Though Cynthia Von Buhler has been an artist since early childhood, she has become well known to modern audiences mostly due to a series of highly ambitious interactive theater events that have taken place in secluded locations in New York over the last decade. Beginning in 2011, her Speakeasy Dollhouse play series was initially funded through Kickstarter, and subsequently became one of the most highly talked-about performance art events of the last many years.
More recently, Von Buhler has turned her creative lens to the world of comics and has released graphic novels connected to her theatrical events. One, a four-issue mini-series based directly on historical events that quickly flies off the rails into a tale of pulp fantasy and murder, The Girl Who Handcuffed Houdini. Another, The Illuminati Ball, directly connected to a Speakeasy Dollhouse event of the same name.
Von Buhler's resume is one of the more difficult to chronologically track just due to its sheer volume, but suffice to say she did significant work as a performance artist, an illustrator, a writer of children's books, a professional singer, and much more well before ever releasing a graphic novel. Utilizing family stories to build amorphous, evolving mythology for a wide array of audiences to engage with has been a prominent feature of her work, culminating in her most recent series of interactive plays.
The first of the Speakeasy Dollhouse plays, The Bloody Beginning, explored the mysterious circumstances of her grandfather's real-world death. Setting up a series of plot elements based on historical happenings and allowing the audience to come to its own conclusions created a sort of choose-your-own-adventure live-action murder mystery. The event was held at an old hangout of Meyer Lansky (a cohort of Lucky Luciano's, infamously known as "The Mob's Accountant") in Lower East Side Manhattan. The audience was encouraged to dress in time-appropriate garb and to interact and have conversations with one another, creating an exciting, unscripted atmosphere.
Followup plays in the series focused around the assassination of President Lincoln at the hands of John Wilkes Booth and the death by poison of the tragically short-lived silent film ingenue Olive Thomas. Investigations into the last 1800s and early 1900s created epic historical backing to these immersive plays, but they also laid a lot of the groundwork for The Girl Who Handcuffed Houdini.
Based on the last three weeks of Harry Houdini's life, the comic opens on the story of a young woman named Minky Woodcock who tires of her position as a secretary at her father's agency. She meets Arthur Conan Doyle and is immediately sucked into a world of spiritualism, rampant sexuality, and fraudulent psychics. Though the comic tends to go in all directions at once, it does set the tone for the time period perfectly and gives us a 1920s pulp-inspired protagonist to rival the best of them. This graphic novel is set to be the basis of an upcoming play, so the story has yet to be fully realized, but the bizarre, surrealist imagery and excellent illustration of the book set its own unique tone, leading it to be dubbed one of the best independent trade paperbacks of 2018.
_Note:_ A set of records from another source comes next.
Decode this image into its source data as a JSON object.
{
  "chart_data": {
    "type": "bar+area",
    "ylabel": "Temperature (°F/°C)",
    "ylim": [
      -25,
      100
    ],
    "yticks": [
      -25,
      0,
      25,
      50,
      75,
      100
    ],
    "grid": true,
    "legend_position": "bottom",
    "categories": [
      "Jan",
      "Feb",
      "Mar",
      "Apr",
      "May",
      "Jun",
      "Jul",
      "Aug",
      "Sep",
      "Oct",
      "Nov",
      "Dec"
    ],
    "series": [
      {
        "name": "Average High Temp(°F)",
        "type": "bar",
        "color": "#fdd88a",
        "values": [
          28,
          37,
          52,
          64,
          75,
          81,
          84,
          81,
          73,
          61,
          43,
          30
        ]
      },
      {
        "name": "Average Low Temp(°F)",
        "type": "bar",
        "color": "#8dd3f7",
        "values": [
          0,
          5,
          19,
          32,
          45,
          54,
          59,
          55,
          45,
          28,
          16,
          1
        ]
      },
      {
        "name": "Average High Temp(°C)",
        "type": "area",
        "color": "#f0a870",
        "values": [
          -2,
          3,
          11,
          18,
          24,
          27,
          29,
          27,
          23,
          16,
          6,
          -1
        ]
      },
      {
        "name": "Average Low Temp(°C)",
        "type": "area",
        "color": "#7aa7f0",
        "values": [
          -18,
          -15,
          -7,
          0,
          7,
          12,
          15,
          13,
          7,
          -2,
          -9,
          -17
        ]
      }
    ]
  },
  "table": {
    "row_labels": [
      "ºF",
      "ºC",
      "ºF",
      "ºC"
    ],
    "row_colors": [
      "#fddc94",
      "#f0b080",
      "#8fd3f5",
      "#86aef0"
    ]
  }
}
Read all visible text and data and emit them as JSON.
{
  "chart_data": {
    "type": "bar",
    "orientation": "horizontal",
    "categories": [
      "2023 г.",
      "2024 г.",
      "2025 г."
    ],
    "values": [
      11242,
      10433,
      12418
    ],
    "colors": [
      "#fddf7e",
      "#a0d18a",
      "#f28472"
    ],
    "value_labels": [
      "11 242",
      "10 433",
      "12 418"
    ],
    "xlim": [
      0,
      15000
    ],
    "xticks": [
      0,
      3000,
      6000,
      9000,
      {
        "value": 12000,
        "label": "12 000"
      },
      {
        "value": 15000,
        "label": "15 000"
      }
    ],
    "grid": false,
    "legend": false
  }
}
The 2019 follow-up, The Illuminati Ball, is another comic based on a real-life event. Much as with these prior shows, guests travel to an isolated estate with intricate set designs assembled by Von Buhler's team, consisting of 60 cast members and 25 crew members. This time around, the theme incorporates imagery from Marie-Hélène de Rothschild's ball held in 1972 in which several guests showed up in animal-themed costumery. Taking this inspiration as a chance to comment on intersections of suffering, cruelty, sexuality, secret societies, wealth and power, The Illuminati Ball is said to have been a surreal, unforgettable experience by attendees.
Meanwhile, the comic adaptation of the event is relatively straightforward in concept, utilizing classic storytelling elements to tell a tale of deception, power, and lust. Von Buhler's art hits a pinnacle here as the illustrations teem with electric energy. The chaotic elements of the story interweave with Von Buhler's vibrant color choices to create something that feels unique in direction if not in plot. The book, only around a hundred pages, could have gone for quite a bit longer without exhausting the many characters and concepts it introduces, but one supposes that the events themselves fill in a lot of the details of the experience.
Von Buhler's comics are fascinating artifacts of a uniquely creative mind in and of themselves, and their historical context is likely to find supporters both within and outside of genre. Yet perhaps the most interesting thing about them is the way that they condense immersive theatrical events into seemingly smaller, more compact portions while finding new, creative ways to expand. The Illuminati Ball and The Girl Who Handcuffed Houdini sometimes fit perfectly within the confines of the page, sometimes find new unexplored corners to explore within the page, and sometimes break out of the page entirely. This yearning for freedom within a confined space is consistent for much of Von Buhler's body of work as it stands today. Though her work changes medium, the themes and the goals remain consistent.